Dabei wird die neue Regierung noch weniger in den sozialen Wohnungsbau investieren als die bisherige Ampel-Regierung. Diese hat ihr Ziel von 400.000 neu gebauten Wohnungen pro Jahr, davon 100.000 Sozialwohnungen, weit verfehlt. Seit 2021 wurden jährlich weniger als 300.000 Wohnungen gebaut. Zwischen 2021 und 2024 entstanden gerade einmal 93.000 Sozialwohnungen.
Laut einer Studie, die das Pestel-Institut in Zusammenarbeit mit dem Wohnungsbauinstitut des Landes Schleswig-Holstein erstellt hat, müssten bis zum Jahr 2030 mindestens 1,05 Millionen Sozialwohnungen in Deutschland gebaut werden, um den Bedarf zu decken. Die momentan vorhandene knapp eine Million Sozialwohnungen müsste also mehr als verdoppelt werden. Ende der 1980er Jahre hatte es in Deutschland noch fast vier Millionen Sozialwohnungen gegeben.
In Bayern, Baden-Württemberg, Berlin und Niedersachsen fehlen die meisten Sozialwohnungen.
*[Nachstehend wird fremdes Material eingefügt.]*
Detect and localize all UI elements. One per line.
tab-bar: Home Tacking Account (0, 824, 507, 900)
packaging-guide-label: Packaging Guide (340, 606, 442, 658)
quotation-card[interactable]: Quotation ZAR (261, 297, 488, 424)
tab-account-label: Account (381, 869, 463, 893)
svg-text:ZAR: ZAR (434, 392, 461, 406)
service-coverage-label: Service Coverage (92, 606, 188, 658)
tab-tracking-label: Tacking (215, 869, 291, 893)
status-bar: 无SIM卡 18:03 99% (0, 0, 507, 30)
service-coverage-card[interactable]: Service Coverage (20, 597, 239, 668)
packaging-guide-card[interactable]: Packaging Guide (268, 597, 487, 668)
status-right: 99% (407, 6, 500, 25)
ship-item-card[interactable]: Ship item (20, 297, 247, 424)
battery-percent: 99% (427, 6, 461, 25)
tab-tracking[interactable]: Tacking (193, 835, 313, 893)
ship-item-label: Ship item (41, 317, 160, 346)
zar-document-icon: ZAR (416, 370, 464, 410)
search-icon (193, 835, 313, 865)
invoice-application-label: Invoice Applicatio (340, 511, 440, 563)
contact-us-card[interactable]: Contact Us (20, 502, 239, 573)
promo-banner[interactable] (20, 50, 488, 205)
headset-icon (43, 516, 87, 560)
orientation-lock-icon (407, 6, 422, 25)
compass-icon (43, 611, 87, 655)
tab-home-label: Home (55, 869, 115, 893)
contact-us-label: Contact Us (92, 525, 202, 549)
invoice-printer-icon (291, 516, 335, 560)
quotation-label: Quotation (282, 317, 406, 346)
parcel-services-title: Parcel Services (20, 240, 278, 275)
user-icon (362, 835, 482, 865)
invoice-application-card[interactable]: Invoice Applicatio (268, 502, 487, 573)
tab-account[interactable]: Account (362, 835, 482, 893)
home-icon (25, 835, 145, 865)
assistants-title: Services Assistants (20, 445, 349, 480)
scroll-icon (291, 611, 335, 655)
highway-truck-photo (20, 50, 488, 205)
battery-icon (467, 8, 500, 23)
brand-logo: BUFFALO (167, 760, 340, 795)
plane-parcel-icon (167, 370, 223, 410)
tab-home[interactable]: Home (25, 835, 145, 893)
Bayern benötigt bis 2030 mindestens 320.000, Baden-Württemberg 260.000 und Berlin ungefähr 150.000 neue Sozialwohnungen. Matthias Günther, der Chef-Ökonom des Pestel-Instituts, erklärte, dies sei das Minimum, um die „gröbste Not zu lindern“. Normalerweise „wären bundesweit sogar rund 5,6 Millionen (in Berlin: 840.000) Sozialwohnungen notwendig“.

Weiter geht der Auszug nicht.